Research also indicated that dihydroorotate dehydrogenase was not the primary ferroptosis inhibitor in cancer cells, and therefore, targeting dihydroorotate dehydrogenase might not be as effective as deletion of ferroptosis suppressor protein 1.

Furthermore, these studies highlighted the need to thoroughly understand the pitfalls and benefits of the various mechanisms to induce ferroptosis. Knockout studies in murine models revealed that glutathione peroxidase 4 was essential in various other processes and required for survival, while knocking out ferroptosis suppressor protein 1 resulted in no developmental changes, suggesting the latter to be a preferable method to induce ferroptosis.

This comprehensive review provided a detailed discussion of the various metabolic processes that could be exploited to make cancer cells vulnerable to ferroptosis. These methods included modulating the balance between mono- and polyunsaturated fatty acids, de-novo lipogenesis, de-novo synthesis of polyunsaturated fatty acids, and β oxidation.

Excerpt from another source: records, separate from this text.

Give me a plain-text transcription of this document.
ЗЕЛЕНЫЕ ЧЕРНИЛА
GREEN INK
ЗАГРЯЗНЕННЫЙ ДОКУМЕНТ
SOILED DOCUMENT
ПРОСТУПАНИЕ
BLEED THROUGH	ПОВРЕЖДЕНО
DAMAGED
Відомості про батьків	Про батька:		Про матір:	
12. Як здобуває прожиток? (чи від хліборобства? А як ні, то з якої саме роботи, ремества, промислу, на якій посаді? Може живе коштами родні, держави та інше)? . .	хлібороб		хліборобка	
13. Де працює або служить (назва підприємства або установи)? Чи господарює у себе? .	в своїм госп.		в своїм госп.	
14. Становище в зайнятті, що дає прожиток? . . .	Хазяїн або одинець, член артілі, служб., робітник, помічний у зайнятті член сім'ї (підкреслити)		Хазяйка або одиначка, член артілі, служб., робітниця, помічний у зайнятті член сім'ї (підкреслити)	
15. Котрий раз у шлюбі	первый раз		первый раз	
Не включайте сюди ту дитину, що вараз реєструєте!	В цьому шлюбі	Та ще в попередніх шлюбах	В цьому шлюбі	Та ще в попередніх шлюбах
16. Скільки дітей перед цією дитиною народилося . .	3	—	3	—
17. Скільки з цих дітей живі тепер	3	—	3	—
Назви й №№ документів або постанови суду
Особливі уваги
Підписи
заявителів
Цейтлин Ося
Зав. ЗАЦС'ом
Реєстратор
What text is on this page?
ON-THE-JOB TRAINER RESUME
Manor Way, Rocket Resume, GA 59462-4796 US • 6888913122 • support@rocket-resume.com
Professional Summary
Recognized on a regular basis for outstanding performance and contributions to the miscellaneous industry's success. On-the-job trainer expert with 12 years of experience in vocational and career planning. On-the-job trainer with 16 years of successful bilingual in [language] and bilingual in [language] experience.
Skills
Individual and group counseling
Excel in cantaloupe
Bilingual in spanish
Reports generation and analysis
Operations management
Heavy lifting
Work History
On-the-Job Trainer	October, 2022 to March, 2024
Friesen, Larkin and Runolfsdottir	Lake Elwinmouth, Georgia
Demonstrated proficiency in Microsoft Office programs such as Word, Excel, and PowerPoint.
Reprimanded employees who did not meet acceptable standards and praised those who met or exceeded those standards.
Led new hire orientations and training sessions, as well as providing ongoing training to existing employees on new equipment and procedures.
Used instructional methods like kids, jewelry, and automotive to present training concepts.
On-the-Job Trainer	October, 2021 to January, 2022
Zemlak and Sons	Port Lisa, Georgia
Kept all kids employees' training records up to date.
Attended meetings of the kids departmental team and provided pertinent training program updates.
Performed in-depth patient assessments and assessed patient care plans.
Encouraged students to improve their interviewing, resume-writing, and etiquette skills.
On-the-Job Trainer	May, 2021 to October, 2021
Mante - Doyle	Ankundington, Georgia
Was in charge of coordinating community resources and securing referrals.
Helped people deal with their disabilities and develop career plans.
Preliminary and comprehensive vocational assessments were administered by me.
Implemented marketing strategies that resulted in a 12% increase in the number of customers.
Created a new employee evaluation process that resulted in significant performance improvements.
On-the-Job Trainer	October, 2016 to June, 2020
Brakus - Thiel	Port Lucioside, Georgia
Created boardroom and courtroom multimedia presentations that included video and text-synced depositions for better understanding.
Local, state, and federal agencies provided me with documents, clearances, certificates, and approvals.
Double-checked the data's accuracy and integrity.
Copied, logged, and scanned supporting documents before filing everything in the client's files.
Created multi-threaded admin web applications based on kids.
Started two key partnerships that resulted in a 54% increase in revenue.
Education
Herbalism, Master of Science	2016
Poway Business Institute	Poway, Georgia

The researchers also expanded on the role of iron, cystine, glutamate, and glutathione metabolism in ferroptosis.

Conclusions

To summarize, the review provided an in-depth view of the regulated cell death process of ferroptosis, the factors that make cancer cells susceptible to ferroptosis, and its importance in prostate cancer therapy. They discussed the pathways through which ferroptosis is suppressed in cancer cells and the metabolic mechanisms that must be targeted to induce ferroptosis in prostate cancer cells selectively.